The San Francisco Police Department’s crime clearance rates have dropped to its lowest level in a decade, spurring much lamentation at Wednesday night’s Police Commission meeting.
A February letter of inquiry from District 9 Supervisor Hillary Ronen to Police Chief Bill Scott was extensively discussed at the meeting. That letter expressed concerns that a “political rift” between the SFPD and the DA’s office was “causing a deliberate work stoppage” by the police.
Explanations from the chief of police and his colleague defending the department didn’t appear to satisfy the three Board of Supervisors-appointed commissioners — the only ones who spoke during Wednesday evening’s agenda item. The three mayoral appointees on the commission sat silent.
Only 8.1 percent of reported crimes in 2021 led to an arrest. That is “the lowest it’s been in the past 10 years,” said acting president Cindy Elias, reading off the SFPD’s low clearance rates for various crimes as compared to national averages. The current rate, she said, is unacceptable.
Ronen’s letter noted reports in the media, as well as instances when she and her staff had personally witnessed members of the SFPD tell constituents that there is no point in investigating crimes or arresting perpetrators “because the District Attorney will not prosecute,” a claim she called “patently false.”
Data shows that DA Chesa Boudin’s charging rates are actually higher than those of previous DAs.
“It is absolutely unacceptable for police officers to just stop doing their jobs because they don’t like the way another department is doing its job,” Ronen wrote. “It is time to stop using the district attorney as a scapegoat for broken morale in your department and start taking responsibility to solve the difficult problems in our City under your jurisdiction.”
Neither the commissioners nor Scott explicitly brought the district attorney into Wednesday’s conversation, but Scott said he didn’t believe officers refusing to do their jobs was a big enough issue to have an impact on the department’s clearance rates.
“I don’t think there is this sweeping neglect of duty issue that’s going to swing an arrest rate from 8 percent to 50 percent,” Scott said. “I don’t think it’s pervasive to that degree.”
Instead, he blamed alternatives to incarceration, efforts to reduce jail populations, legal shifts to decriminalize certain activities, and staffing shortages. Since most of the initiatives Scott mentioned require an arrest and evidence to get to the next step, alternatives and jail, commissioners were unconvinced.
Commissioner Jesús Gabriel Yáñez called the low rates “a glaring, glaring gap,” and said that Scott wasn’t presenting any true solutions or ideas to address the problem.
Elias pointed out that considering all the reports of officers neglecting their duties, very few of those came before the commission for disciplinary hearings. “So, how are we changing the culture if there’s no discipline for these kinds of complaints?” she asked.
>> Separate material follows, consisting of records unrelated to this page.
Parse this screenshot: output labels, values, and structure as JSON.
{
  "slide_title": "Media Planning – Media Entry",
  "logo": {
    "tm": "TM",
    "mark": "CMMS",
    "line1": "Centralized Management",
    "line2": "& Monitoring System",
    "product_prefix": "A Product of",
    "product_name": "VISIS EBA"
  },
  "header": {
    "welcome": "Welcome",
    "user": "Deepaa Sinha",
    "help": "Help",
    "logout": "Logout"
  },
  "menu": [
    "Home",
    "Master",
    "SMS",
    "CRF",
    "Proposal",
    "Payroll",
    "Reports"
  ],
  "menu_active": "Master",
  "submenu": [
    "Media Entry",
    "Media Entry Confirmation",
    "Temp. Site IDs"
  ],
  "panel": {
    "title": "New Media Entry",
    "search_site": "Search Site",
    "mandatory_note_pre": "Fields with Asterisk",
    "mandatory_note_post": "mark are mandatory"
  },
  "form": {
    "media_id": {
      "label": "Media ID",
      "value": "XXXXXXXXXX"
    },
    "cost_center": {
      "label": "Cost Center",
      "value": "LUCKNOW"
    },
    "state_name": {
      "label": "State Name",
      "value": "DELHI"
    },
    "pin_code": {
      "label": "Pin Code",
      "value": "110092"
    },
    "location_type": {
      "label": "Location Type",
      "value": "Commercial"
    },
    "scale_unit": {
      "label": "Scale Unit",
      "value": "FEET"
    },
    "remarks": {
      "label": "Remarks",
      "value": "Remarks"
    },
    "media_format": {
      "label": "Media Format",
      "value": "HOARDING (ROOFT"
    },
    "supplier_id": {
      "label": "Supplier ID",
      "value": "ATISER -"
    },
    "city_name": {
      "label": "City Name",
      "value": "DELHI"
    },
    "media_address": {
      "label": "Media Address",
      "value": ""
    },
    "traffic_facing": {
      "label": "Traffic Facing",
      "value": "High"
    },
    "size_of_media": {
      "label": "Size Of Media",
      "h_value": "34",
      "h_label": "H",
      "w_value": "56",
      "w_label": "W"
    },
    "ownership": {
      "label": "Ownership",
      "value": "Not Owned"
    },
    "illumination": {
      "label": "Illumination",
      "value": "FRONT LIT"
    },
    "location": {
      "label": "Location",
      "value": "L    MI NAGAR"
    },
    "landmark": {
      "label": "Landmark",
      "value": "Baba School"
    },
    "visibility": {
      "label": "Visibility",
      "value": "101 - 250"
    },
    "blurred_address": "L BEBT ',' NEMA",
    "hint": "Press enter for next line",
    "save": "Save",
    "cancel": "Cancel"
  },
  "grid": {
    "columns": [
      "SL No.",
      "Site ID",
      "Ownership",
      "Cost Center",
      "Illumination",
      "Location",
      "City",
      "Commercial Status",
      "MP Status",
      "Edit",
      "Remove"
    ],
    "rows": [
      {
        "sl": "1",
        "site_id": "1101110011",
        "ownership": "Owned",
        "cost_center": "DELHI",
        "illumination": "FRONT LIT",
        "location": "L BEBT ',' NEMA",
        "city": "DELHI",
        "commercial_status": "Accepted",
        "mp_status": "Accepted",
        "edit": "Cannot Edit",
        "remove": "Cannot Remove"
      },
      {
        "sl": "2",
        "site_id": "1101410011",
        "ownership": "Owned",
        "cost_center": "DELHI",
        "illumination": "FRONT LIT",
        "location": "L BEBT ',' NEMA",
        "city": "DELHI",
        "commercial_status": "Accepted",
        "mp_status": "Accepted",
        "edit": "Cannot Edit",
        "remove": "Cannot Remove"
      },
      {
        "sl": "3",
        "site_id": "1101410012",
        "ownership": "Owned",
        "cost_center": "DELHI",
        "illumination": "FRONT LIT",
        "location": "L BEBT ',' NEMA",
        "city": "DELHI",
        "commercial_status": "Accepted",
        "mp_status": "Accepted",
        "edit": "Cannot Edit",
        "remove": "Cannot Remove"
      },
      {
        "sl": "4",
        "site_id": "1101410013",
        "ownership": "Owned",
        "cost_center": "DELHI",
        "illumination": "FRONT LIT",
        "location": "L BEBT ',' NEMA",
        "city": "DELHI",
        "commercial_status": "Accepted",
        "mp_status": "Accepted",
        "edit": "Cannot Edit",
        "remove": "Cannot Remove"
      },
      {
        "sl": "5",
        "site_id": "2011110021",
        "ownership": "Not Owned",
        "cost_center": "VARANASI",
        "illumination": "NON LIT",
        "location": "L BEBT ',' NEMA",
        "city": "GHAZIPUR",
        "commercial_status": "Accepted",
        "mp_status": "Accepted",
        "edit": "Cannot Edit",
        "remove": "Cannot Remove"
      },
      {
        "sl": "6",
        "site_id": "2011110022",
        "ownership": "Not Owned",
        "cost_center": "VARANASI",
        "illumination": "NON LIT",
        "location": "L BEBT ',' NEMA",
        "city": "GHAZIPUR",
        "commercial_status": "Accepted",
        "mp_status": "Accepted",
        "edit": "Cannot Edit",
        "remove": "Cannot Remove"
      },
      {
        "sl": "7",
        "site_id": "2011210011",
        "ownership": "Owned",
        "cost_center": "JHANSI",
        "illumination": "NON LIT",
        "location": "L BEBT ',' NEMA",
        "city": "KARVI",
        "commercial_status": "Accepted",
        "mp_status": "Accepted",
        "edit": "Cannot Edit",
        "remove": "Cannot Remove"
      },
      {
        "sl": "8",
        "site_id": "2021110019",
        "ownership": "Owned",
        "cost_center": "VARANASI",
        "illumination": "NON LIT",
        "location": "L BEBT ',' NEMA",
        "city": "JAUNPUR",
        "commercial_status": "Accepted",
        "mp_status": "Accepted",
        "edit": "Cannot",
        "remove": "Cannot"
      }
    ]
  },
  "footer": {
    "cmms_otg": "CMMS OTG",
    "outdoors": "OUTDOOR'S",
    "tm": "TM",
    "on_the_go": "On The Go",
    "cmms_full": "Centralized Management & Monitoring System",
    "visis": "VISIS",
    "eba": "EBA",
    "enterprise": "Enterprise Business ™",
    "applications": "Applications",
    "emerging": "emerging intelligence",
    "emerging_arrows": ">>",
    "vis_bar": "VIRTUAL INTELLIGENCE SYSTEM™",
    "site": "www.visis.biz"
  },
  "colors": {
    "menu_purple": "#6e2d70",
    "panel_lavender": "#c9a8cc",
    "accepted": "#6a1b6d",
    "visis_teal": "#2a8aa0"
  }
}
And, like Ronen, Elias rejected the understaffing excuse. Since 2016, prior to the department’s staffing shortages, Elias noted that the SFPD’s clearance rate has been “well below the national average.”
“While staffing is important and we understand it, there still is another problem or underlying reason as to why this is happening,” Elias said. “And I guess my question is, what is the department doing to find out what that is?”
One issue is the high level of property crime here in San Francisco, said the acting deputy chief of investigations, Raj Vaswani. Another reason, he proffered, is organized and smart repeat offenders.
Scott, however, acknowledged that the police have no intention of solving many property crimes, which the force sees as mostly unsolvable. “Property crime incidents with little to no suspect information or physical evidence (i.e., vehicle break-ins) continue to be considered a lower priority in order to have available staff to respond to calls for service,” Scott wrote in his response letter to Ronen.
Scott told the commission yesterday that for the “vast majority” of car break-ins, for example, “there is absolutely no follow-up done — or anything to follow up on.”
Even commissioner John Hamasaki, a notoriously harsh critic of the police department, agreed with this reality on Wednesday, his final commission meeting.
“I’ve defended the department many times on these property crime things because, it’s like, you can’t investigate a pile of broken glass outside … there’s only so much you can do.” But Hamasaki also questioned the quality of investigations in San Francisco, which he said simply doesn’t always stack up against other jurisdictions.
Commissioners agreed that better tracking and auditing of calls for service and ensuing police investigations — or lack thereof — would be a place to start.
Correction: This article was updated to reflect that there are three mayoral appointees currently on the police commission.